Created 10-26-2016 05:01 PM
Hi,
With HDP2.5 version supporting both spark versions - i.e. 1.6.2 & 2.0 (TP) - has anyone tried running both versions of spark code (not necessarity same spark application) on the same cluster? Are there any lessons learnt? I heard there are problems when both versions of the code executed on the same cluster but does not have further details. Just wondering if anyone has run some tests/evaluating 2.0 version usage for building future workloads but no immediate urge to convert all the current workloads to be migrated from oldversion to 2.0.
Let me know your views.
Cheers,
KK.
Created 11-06-2016 06:21 PM
I'm just about to try this myself so will be watching for answers, I'm guessing we may need to run 2 history servers. Don't forsee any other problem.
Created 10-27-2016 08:13 AM
Do you mean a standalone spark cluster or yarn cluster?
Created 10-29-2016 09:45 PM
Yarn cluster
Created 11-06-2016 06:21 PM
I'm just about to try this myself so will be watching for answers, I'm guessing we may need to run 2 history servers. Don't forsee any other problem.
Created 11-09-2016 10:53 AM
Just installed spark 2.0.1 on HDP 2.4 with spark 1.6.0 and it works just fine
You need a 2nd history server (and hdfs dir)

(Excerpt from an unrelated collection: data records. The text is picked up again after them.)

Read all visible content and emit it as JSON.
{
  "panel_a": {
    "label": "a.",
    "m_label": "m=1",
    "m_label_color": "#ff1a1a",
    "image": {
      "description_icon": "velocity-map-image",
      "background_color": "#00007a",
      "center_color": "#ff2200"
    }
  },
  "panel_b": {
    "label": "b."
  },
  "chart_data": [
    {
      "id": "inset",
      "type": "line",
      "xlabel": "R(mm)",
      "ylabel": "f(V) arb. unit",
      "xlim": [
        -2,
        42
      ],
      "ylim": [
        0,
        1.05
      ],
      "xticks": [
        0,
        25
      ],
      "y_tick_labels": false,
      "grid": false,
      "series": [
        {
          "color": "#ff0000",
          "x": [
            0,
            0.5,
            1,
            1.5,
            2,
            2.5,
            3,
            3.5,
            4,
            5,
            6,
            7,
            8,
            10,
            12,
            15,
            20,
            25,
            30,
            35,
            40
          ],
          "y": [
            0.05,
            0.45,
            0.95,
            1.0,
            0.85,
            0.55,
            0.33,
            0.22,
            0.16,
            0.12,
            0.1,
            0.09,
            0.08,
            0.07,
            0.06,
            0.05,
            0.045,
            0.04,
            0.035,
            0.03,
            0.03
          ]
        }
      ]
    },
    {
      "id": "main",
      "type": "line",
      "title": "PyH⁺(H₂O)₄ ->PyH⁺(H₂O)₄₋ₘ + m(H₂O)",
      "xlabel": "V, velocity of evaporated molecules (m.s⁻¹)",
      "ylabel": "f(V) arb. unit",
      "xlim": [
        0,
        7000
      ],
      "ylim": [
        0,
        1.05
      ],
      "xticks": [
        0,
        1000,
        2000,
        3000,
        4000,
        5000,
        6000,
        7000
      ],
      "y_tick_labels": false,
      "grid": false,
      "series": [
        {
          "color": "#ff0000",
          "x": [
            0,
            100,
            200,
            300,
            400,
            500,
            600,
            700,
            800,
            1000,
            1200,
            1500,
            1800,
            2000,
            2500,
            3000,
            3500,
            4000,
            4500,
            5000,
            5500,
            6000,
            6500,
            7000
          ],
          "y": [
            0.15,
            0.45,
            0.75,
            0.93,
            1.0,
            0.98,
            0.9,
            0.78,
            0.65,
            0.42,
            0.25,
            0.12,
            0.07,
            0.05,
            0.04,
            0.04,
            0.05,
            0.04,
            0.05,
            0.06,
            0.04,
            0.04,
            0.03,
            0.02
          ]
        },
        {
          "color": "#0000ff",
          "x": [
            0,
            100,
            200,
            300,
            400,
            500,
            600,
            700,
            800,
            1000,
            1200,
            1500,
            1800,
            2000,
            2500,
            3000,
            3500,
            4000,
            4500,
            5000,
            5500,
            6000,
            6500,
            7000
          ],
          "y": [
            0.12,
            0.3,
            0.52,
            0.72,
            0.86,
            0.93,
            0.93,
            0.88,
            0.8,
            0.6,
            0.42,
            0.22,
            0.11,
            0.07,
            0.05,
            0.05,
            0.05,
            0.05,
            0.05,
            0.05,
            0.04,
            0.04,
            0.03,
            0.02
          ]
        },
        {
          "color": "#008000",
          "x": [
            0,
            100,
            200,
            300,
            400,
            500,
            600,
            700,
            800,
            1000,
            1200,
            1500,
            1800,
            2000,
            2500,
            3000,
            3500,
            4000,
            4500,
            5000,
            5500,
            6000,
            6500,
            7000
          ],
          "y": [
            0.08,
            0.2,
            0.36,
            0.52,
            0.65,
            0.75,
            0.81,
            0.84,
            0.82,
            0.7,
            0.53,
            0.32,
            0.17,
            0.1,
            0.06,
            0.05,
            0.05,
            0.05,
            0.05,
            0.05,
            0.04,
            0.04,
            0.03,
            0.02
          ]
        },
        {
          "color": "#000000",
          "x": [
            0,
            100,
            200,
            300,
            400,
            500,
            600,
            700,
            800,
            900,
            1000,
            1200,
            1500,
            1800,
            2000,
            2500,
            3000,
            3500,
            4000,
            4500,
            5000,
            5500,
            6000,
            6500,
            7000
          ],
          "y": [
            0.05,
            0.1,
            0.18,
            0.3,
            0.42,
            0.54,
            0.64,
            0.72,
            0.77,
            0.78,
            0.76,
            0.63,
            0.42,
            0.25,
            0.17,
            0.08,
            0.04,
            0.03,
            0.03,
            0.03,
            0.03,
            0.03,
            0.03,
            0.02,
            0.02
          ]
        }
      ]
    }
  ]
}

Created 11-07-2016 01:25 PM
Hi Jonathan,
Please let me know your findings. I will share mine if I progress on it. I have a test workload as well to run it on my test cluster. Need to upgrade to HDP2.5 before I could run the tests. Currently snowed under at work so not finding time to do it. It is one of my list of things to do.
Cheers,
KK
Created 02-06-2017 05:10 PM
I have tried to run the KMeans clustering code built for spark 1.6 on the spark 2.0, and came across problems with data types of Vectors. This could be due to spark 2.0 using vectors from "ml" and not "mllib" but the KMeans fit method seems to be calling some of mllib functions under the hood, and these functions dont understand the "ml" vectors. I ll post here once I get work around to this issue.
Created 02-07-2017 03:52 PM
Clustering algorithms in Spark 2.0 use ML version so, the feature vectors need to be of type ML instead of MLLIB. I had to convert an MLLIB vector to ML vector to make it work in spark 2.0.
Created 02-07-2017 03:52 PM
Clustering algorithms in Spark 2.0 use ML version so, the feature vectors need to be of type ML instead of MLLIB. I had to convert an MLLIB vector to ML vector to make it work in spark 2.0.